Die Ökonomen treffen Aussagen wie: „Niedrige Einkommen beflügeln das Wachstum" im klaren Widerspruch zu dem grundlegenden Versprechen der Europäischen Union, das den Bürgern Frieden, Sicherheit und Wohlstand zusichert.
Die Wirtschaft erklärt: „Langfristig hängt die Vergütung eines Arbeiters immer von seiner Wertschöpfung ab".
Diese Annahme blendet aus, dass die Bürger mit ihrer Nachfrage ein Bestandteil der Wirtschaft sind. Niedrige Einkommen verringern die Nachfrage und lassen das Wirtschaftswachstum geringer ausfallen. Bei Verstetigung einer solchen Entwicklung droht eine wirtschaftliche Stagnation.
Deutschland hat in den 10 Jahren von 2002 bis 2012 die Reallohneinkommen um 22 % reduziert, 25 % der Arbeitnehmer arbeiten für einen Niedriglohn, das Rentenniveau sinkt. Ob IWF, OECD oder die EU-Kommission, alle diese Organisationen haben Deutschland aufgefordert, seine Binnennachfrage zu stärken und das Wirtschaftswachstum dadurch zu beleben.

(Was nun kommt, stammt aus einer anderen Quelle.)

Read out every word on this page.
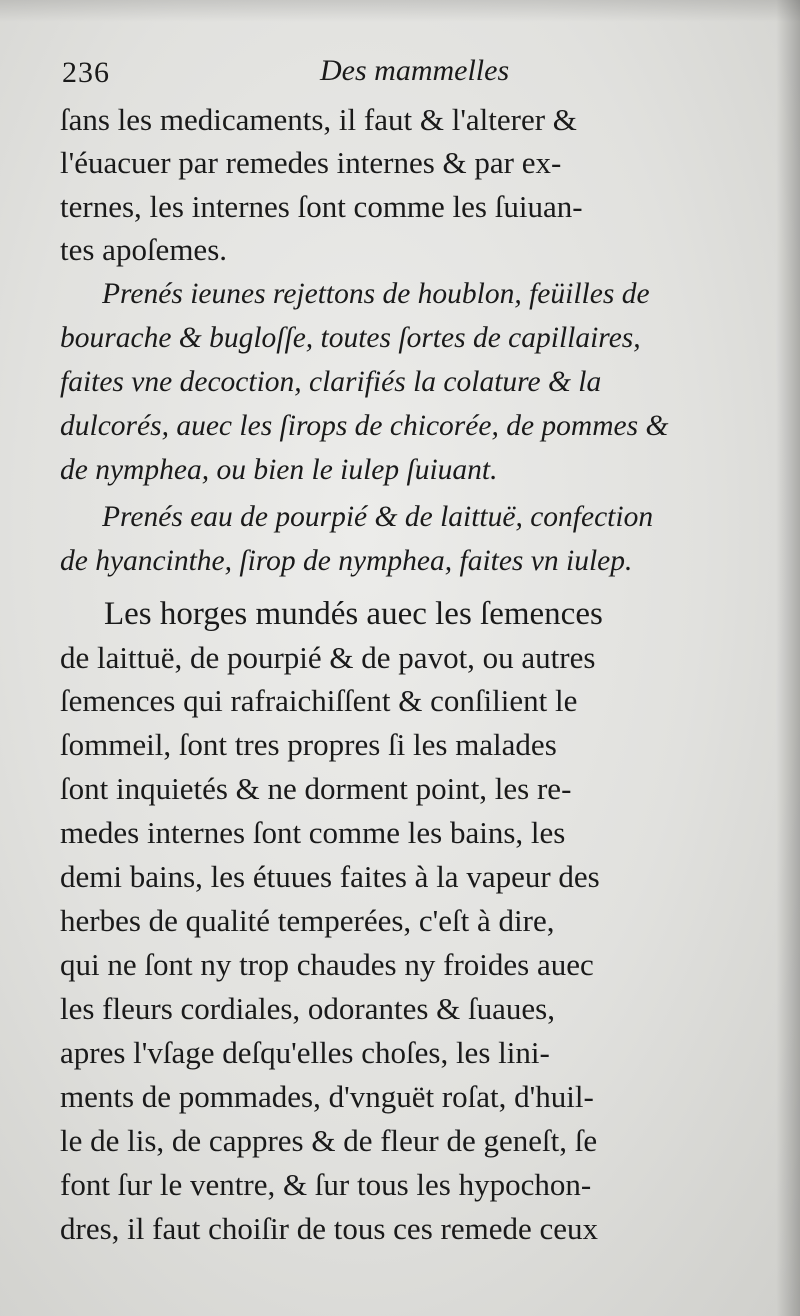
236	Des mammelles
ſans les medicaments, il faut & l'alterer &
l'éuacuer par remedes internes & par ex-
ternes, les internes ſont comme les ſuiuan-
tes apoſemes.
Prenés ieunes rejettons de houblon, feüilles de
bourache & bugloſſe, toutes ſortes de capillaires,
faites vne decoction, clarifiés la colature & la
dulcorés, auec les ſirops de chicorée, de pommes &
de nymphea, ou bien le iulep ſuiuant.
Prenés eau de pourpié & de laittuë, confection
de hyancinthe, ſirop de nymphea, faites vn iulep.
Les horges mundés auec les ſemences
de laittuë, de pourpié & de pavot, ou autres
ſemences qui rafraichiſſent & conſilient le
ſommeil, ſont tres propres ſi les malades
ſont inquietés & ne dorment point, les re-
medes internes ſont comme les bains, les
demi bains, les étuues faites à la vapeur des
herbes de qualité temperées, c'eſt à dire,
qui ne ſont ny trop chaudes ny froides auec
les fleurs cordiales, odorantes & ſuaues,
apres l'vſage deſqu'elles choſes, les lini-
ments de pommades, d'vnguët roſat, d'huil-
le de lis, de cappres & de fleur de geneſt, ſe
font ſur le ventre, & ſur tous les hypochon-
dres, il faut choiſir de tous ces remede ceux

Deutschland führt zum Januar 2015 als eines der letzten EU-Länder einen gesetzlichen Mindestlohn ein. Schon melden sich die neoklassischen Ökonomen zu Wort und beschwören den Untergang der Wirtschaft herauf.
In Griechenland kann die Bevölkerung das Wort „Reformen" schon nicht mehr hören, in Italien protestieren die Bürger gegen die Reformpläne der Regierung. In Frankreich und England gewinnen die rechten Parteien Front National und UKIP an Wählerzustimmung.
Ein wesentlicher Grund für die wirtschaftliche Stagnation in Europa ist die zunehmende politische Destabilisierung. Die Finanzkrise und die weiterhin schwelende Eurokrise tun ihr Übriges.
Statt Empathie hätte der Titel auch Agonie heißen können. So weit, dass sich Europa in einem Todeskampf befinden würde, ist es jedoch nicht. Es besteht die latente Gefahr, dass ein Land oder mehrere Euroländer den Euro oder auch die gesamte EU infrage stellen könnten.
Die Politik braucht Empathie, um die aufgezeigten Konflikte in der Europäischen Union und in den Euroländern lösen zu können und um hierfür die Zustimmung der europäischen Bürger zu erlangen.
Die europäische Malaise
Das ist die Einführung des Euro. Eine gleiche Währung erfordert gleiche Verhältnisse oder den Ausgleich von Unterschieden.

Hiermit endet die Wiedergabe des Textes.